63/05 Reisegebührenvorschrift;

Norm

RGV 1955 §2;
RGV 1955 §22 Abs1;
RGV 1955 §22 Abs3;

Betreff

N gegen Bundesminister für Finanzen vom 6. Juli 1989, Zl. 54 1500/1-IV/1/89, betreffend Zuteilungsgebühr

Spruch

Der angefochtene Bescheid wird wegen Rechtswidrigkeit seines Inhaltes aufgehoben.

Der Bund hat dem Beschwerdeführer Aufwendungen in der Höhe von S 10.530,-- binnen zwei Wochen bei sonstiger Exekution zu ersetzen.

Begründung

Der Beschwerdeführer steht als Oberrevident in einem öffentlich-rechtlichen Dienstverhältnis zum Bund. Seine Dienststelle ist das Finanzamt X. Sein Wohnort ist gleichfalls

X. In den Zeiträumen vom 22. August bis 16. September und vom

17. bis 28. Oktober 1988 nahm der Beschwerdeführer auf Grund einer Dienstzuteilung am 19. Einführungslehrgang EDV-Basic im Bildungszentrum der Finanzverwaltung in Wien 3, Schnirchgasse 9a, teil.

Mit Bescheid vom 3. Jänner 1989 stellte die Finanzlandesdirektion für Wien, Niederösterreich und Burgenland die dem Beschwerdeführer auf Grund dieser Dienstzuteilung zustehenden Gebühren gemäß § 22 Abs. 3 lit. a und b RGV 1955 fest. Der vom Beschwerdeführer geltend gemachte Anspruch auf Zuteilungsgebühr gemäß § 22 Abs. 1 dieses Gesetzes wurde von der Behörde erster Instanz unter Hinweis auf das Erkenntnis des Verwaltungsgerichtshofes vom 15. Dezember 1982, Zl. 09/3479/80, verneint, weil die Fahrzeit im Zuteilungsort (Wien) nicht in die gemäß § 22 Abs. 3 ermittelte "fahrplanmäßige Fahrzeit" einbezogen wurde. Bei der Berechnung der fahrplanmäßigen Fahrzeit zwischen Wohnort und ZuteilungsORT sei

1. bei der HINFAHRT für die Ankunft im Zuteilungsort nicht die der Dienststelle nächstgelegene Autobushaltestelle, sondern diejenige an der betreffenden Strecke (im Zuteilungsort) liegende Bushaltestelle, die man vom Wohnort aus kommend als erste erreiche und

2. bei der RÜCKFAHRT für die Abfahrt vom Zuteilungsort jene auf der betreffenden Strecke (im Zuteilungsort) liegende Autobushaltestelle, die man in den Wohnort fahrend als letzte durchfahre, maßgebend. Dies sei im Fall des Beschwerdeführers die Haltestelle Wien/Inzersdorf. Die fahrplanmäßige Fahrzeit betrage davon ausgehend 1 Stunde und 50 Minuten. Die elfstündige Ruhezeit, beginnend mit der fahrplanmäßigen Ankunft im Bahnhof des Wohnortes und endend mit der fahrplanmäßigen Abfahrt im Bahnhof des Wohnortes werde dadurch nicht verhindert.
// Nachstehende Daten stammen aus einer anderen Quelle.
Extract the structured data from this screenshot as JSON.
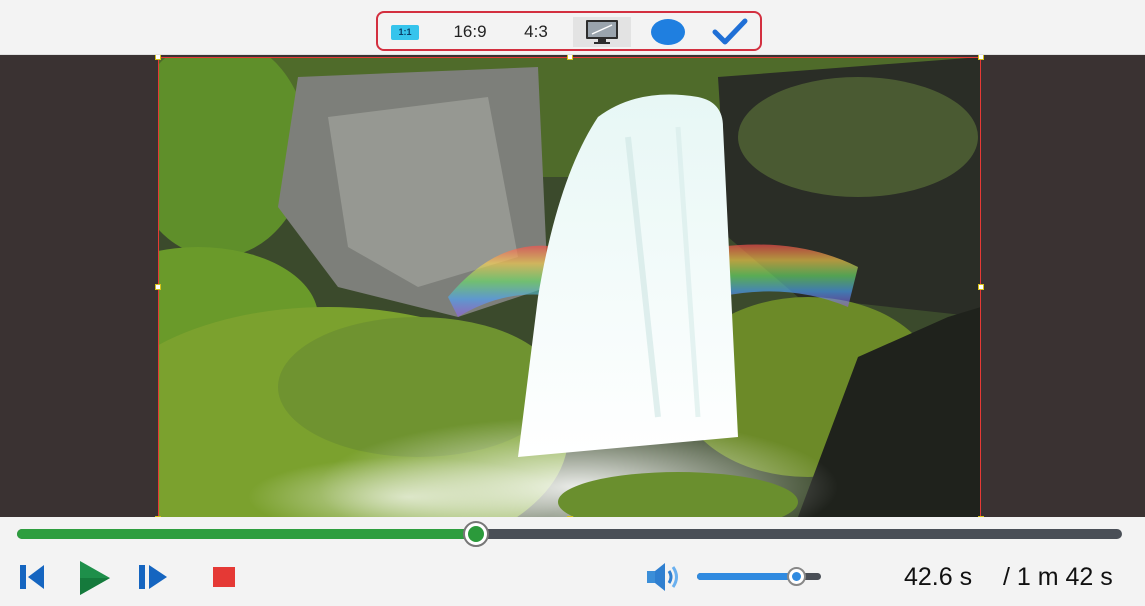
{
  "toolbar": {
    "ratio_1_1": "1:1",
    "ratio_16_9": "16:9",
    "ratio_4_3": "4:3",
    "icons": [
      "aspect-1-1-icon",
      "monitor-fit-icon",
      "ellipse-shape-icon",
      "checkmark-icon"
    ],
    "accent_color": "#d32f3f"
  },
  "player": {
    "seek_progress": 0.415,
    "volume_level": 0.8,
    "time_current": "42.6 s",
    "time_total": "/ 1 m 42 s",
    "colors": {
      "seek_fill": "#2e9e3f",
      "volume_fill": "#2f8ae0",
      "stop": "#e53935",
      "play": "#1e8f4a",
      "skip": "#1565c0"
    }
  },
  "controls": {
    "icons": [
      "step-back-icon",
      "play-icon",
      "step-forward-icon",
      "stop-icon",
      "volume-icon"
    ]
  }
}
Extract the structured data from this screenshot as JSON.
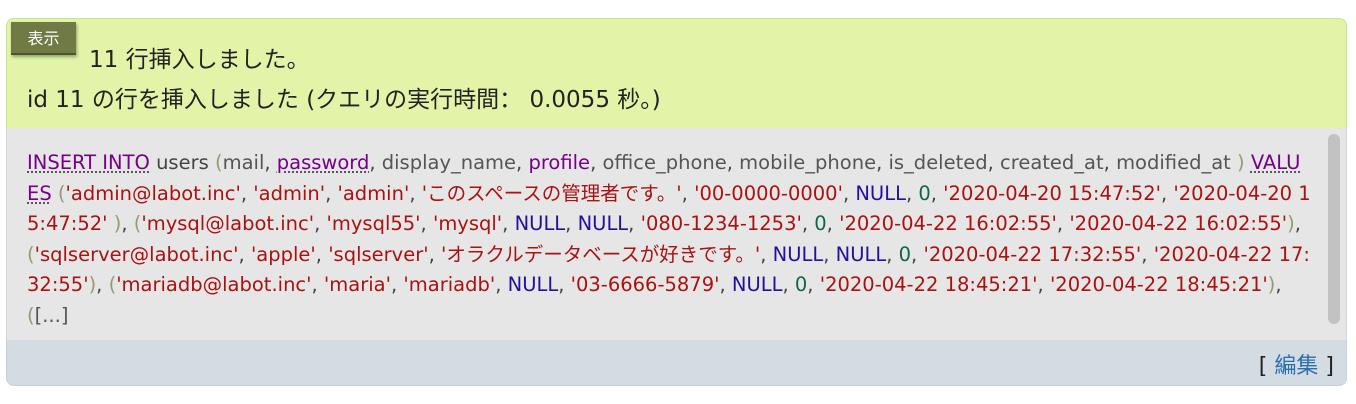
{
  "message": {
    "badge": "表示",
    "line1": "11 行挿入しました。",
    "line2": "id 11 の行を挿入しました (クエリの実行時間： 0.0055 秒。)"
  },
  "sql": {
    "insert_into": "INSERT INTO",
    "table": "users",
    "columns": [
      "mail",
      "password",
      "display_name",
      "profile",
      "office_phone",
      "mobile_phone",
      "is_deleted",
      "created_at",
      "modified_at"
    ],
    "values_kw": "VALUES",
    "rows": [
      [
        "'admin@labot.inc'",
        "'admin'",
        "'admin'",
        "'このスペースの管理者です。'",
        "'00-0000-0000'",
        "NULL",
        "0",
        "'2020-04-20 15:47:52'",
        "'2020-04-20 15:47:52'"
      ],
      [
        "'mysql@labot.inc'",
        "'mysql55'",
        "'mysql'",
        "NULL",
        "NULL",
        "'080-1234-1253'",
        "0",
        "'2020-04-22 16:02:55'",
        "'2020-04-22 16:02:55'"
      ],
      [
        "'sqlserver@labot.inc'",
        "'apple'",
        "'sqlserver'",
        "'オラクルデータベースが好きです。'",
        "NULL",
        "NULL",
        "0",
        "'2020-04-22 17:32:55'",
        "'2020-04-22 17:32:55'"
      ],
      [
        "'mariadb@labot.inc'",
        "'maria'",
        "'mariadb'",
        "NULL",
        "'03-6666-5879'",
        "NULL",
        "0",
        "'2020-04-22 18:45:21'",
        "'2020-04-22 18:45:21'"
      ]
    ],
    "ellipsis": "[...]"
  },
  "footer": {
    "bracket_open": "[",
    "edit_label": "編集",
    "bracket_close": "]"
  },
  "colors": {
    "success_bg": "#e3f4a9",
    "badge_bg": "#6f7a44",
    "sql_bg": "#e6e6e6",
    "footer_bg": "#d3dce3",
    "keyword": "#770088",
    "string": "#aa1111",
    "null": "#221199",
    "number": "#116644",
    "link": "#2a6fb0"
  }
}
Mit dem angefochtenen Bescheid gab die belangte Behörde der Berufung des Beschwerdeführers nicht statt und bestätigte den erstinstanzlichen Bescheid gemäß § 66 Abs. 4 AVG 1950. Begründend wird im wesentlichen nach Darstellung des Verfahrens und Wiedergabe der angewendeten Bestimmungen ausgeführt, für die Feststellung des Zuteilungsortes sei die im § 2 Abs. 5 RGV 1955 enthaltene Umschreibung des Begriffes "Dienstort" maßgebend, wonach allein die Ortsgemeinde, in der die Dienststelle liege, der der Beamte zur vorübergehenden Dienstleistung zugewiesen sei, zur Bestimmung heranzuziehen sei. Daraus ergebe sich im Zusammenhang mit dem Wortlaut des § 22 Abs. 3 RGV 1955 ("zum Zuteilungsort und zurück") eindeutig, daß für die Berechnung der fahrplanmäßigen Fahrzeit zwischen Wohn- und Zuteilungsort bei der Hinfahrt für die Ankunft im Zuteilungsort jene an der betreffenden Stelle (im Zuteilungsort) liegende Autobushaltestelle, die man vom Wohnort aus kommend als erste erreiche sowie bei der Rückfahrt für die Abfahrt vom Zuteilungsort jene auf der betreffenden Strecke (im Zuteilungsort) liegende Autobushaltestelle, die man in den Wohnort fahrend als letzte durchfahre, maßgebend sei. Die im erstinstanzlichen Bescheid angewendete Berechnungsweise der fahrplanmäßigen Fahrzeit sei daher nicht zu beanstanden. Die Benützung des Autobusses im Zuteilungsort (Wien) sei der Benützung eines innerstädtischen Massenbeförderungsmittels im Zuteilungsort gleichzuhalten, demzufolge die letztere bei der Ermittlung der fahrplanmäßigen Fahrzeit unberücksichtigt zu bleiben habe. Es sei somit nicht die gesamte tatsächliche Fahrtdauer heranzuziehen. Die vom Beschwerdeführer herangezogene Regelung des § 13 Abs. 4 RGV 1955 betreffe lediglich Dienstreisen, weshalb sie für Dienstzuteilungen nicht von Belang sei.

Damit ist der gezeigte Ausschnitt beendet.